Wissenswertes über Marzipan

Marzipan

Bei Marzipan handelt es sich um eine Köstlichkeit, die im 8. Jahrhundert aus dem Orient zu uns nach Europa kam. Als Ausgangsmaterialien dienen seit alters her lediglich Mandeln und Zucker. Zur Herstellung von Marzipanmassen werden hochwertige Mandeln benötigt, die in warmen und frostfreien Gebieten auf bis zu 6 m hohen Mandelbäumen wachsen. Hauptanbaugebiete hierfür sind: Kalifornien (USA), Apulien und Sizilien (Italien), Portugal, Marokko, Algerien, Tunesien, Türkei und Griechenland. Da der Mandelbaum von Natur aus bittere Mandeln trägt, wird jeder Mandelbaum veredelt (gepfropft). Nach dem deutschen Lebensmittelrecht ist Marzipanrohmasse eine aus geschälten Mandeln hergestellte Masse. Sie enthält höchstens 17 Prozent Feuchtigkeit und höchstens 35 Prozent zugesetzten Zucker, wovon höchstens 10 Prozent des Rohmassengewichtes Invertzucker sind. Dieser wird verwandt, um eine frühe Auskristallisation zu verhindern. Der Gehalt an Mandelöl beträgt mindestens 28 Prozent. Bei der Marzipanrohmasse muss der Gesamtgehalt an geschälten süßen Mandeln mindestens 88 Prozent betragen, d. h. es können bis zu 12 Prozent geschälte bittere Mandeln (zur Geschmacksverbesserung) hinzugefügt werden.
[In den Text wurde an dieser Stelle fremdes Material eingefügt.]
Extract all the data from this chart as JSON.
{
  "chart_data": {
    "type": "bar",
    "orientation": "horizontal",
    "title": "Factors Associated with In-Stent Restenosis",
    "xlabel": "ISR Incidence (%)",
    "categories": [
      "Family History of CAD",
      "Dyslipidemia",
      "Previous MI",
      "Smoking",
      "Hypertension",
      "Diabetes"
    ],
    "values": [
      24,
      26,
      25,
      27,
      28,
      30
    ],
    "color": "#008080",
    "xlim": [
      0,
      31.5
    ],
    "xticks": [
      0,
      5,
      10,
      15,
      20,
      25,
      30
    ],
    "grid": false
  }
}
Am Beginn der Marzipanrohmassenherstellung steht das Reinigen der Mandeln. Was folgt, ist das Schälen der Mandeln, d.h. die braune Samenhaut wird in zwei Arbeitsgängen entfernt. Einige Minuten durchlaufen die braunen Rohmandeln 90-100°C heißes Wasser (= Brühen). In Schälmaschinen trennen mehrere Gummiwalzenpaare die Mandeln von der braunen Haut (= Schälen). Die blanchierten (= geschälten) und immer noch feuchten Mandeln gelangen anschließend zur weiteren Reinigung in rotierende Lochtrommeln. In diesen werden die Mandeln mit Wasser besprüht und sorgfältig gewaschen, um eine zusätzliche Sauberkeit zu erreichen.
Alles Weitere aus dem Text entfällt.